China is reshaping the global health landscape, according to a new paper in the Lancet by DGHI faculty member Shenglan Tang and colleagues. China is the focus of the Lancet's latest issue.
Tang and colleagues highlight China’s distinctive approach to, and increasing participation in, global health. They suggest that the scope and depth of China’s global engagement are likely to grow and reshape the contours of global health.
Taking foreign aid as an example, they show that the type of health aid China offers is different from other developed countries, driven by its unique history and complex political, economic, social and humanitarian factors. Rather than offering general financial support, China focuses on some important aspects of the health system such as deploying medical teams, constructing hospitals and clinics, donating drugs and medical equipment, training personnel, and supporting malaria control efforts using artemisinin based on traditional Chinese medicine.
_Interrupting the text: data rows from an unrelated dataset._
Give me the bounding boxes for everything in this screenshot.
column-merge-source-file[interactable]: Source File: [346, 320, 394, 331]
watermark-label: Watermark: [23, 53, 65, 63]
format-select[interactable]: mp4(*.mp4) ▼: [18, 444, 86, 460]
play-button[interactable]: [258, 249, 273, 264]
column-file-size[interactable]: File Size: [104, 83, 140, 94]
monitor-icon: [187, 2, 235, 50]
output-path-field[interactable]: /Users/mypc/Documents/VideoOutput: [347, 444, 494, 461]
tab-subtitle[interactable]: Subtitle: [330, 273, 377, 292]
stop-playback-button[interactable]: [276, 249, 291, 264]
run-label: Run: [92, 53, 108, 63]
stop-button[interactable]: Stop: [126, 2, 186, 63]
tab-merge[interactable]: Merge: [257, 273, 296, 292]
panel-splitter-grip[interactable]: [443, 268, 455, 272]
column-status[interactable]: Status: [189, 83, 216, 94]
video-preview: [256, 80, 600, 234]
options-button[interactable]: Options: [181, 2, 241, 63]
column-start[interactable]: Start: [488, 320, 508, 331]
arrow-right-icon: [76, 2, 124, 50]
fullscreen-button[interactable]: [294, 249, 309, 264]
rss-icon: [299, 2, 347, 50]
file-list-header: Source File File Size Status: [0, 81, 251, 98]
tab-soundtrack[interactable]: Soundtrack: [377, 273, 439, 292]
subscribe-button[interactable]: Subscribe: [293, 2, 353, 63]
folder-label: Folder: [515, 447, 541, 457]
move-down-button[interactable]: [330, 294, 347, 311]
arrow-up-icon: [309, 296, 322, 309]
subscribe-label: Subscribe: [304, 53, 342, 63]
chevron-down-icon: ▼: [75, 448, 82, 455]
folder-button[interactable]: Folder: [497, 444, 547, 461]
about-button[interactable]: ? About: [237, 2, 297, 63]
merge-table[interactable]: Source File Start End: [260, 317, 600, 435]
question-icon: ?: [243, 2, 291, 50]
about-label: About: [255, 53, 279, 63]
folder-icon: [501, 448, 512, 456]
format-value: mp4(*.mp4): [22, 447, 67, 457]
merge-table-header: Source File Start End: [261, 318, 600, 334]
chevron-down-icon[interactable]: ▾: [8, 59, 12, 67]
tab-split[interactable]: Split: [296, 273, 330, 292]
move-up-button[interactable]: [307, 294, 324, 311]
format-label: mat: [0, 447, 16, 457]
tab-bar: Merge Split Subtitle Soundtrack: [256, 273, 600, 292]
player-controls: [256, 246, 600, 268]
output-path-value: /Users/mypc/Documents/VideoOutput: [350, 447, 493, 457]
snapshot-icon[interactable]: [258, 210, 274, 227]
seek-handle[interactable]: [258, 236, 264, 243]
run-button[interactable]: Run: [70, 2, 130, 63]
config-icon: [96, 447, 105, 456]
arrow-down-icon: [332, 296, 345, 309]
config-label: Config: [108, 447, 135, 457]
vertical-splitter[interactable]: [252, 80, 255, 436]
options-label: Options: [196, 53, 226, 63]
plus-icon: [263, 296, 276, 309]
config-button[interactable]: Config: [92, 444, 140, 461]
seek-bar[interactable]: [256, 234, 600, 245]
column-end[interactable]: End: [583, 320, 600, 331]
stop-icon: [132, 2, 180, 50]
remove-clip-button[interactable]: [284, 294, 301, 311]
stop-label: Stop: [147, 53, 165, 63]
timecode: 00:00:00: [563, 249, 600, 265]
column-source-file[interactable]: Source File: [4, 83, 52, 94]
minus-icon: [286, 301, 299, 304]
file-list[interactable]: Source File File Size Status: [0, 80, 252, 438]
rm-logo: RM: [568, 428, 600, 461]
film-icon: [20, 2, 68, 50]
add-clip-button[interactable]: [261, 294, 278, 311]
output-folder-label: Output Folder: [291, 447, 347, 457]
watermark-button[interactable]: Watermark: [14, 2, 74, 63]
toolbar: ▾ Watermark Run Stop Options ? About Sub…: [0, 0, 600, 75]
Over the past 50 years, China has dispatched around 23,000 medical personnel to about 66 countries providing services for an estimated 270 million people and constructed more than a hundred health facilities mainly in Africa and Asia. Recently, China has also been an active member in the UN and other related bodies such as WHO, and has become a contributor to multilateral funding pools such as the Global Fund.
Tang is professor of medicine and global health at the Duke Global Health Institute and directs the Duke Kunshan University Global Health Research Center. Other authors on the paper are partners from Peking University Health Sciences Center, Fudan University and the China Medical Board.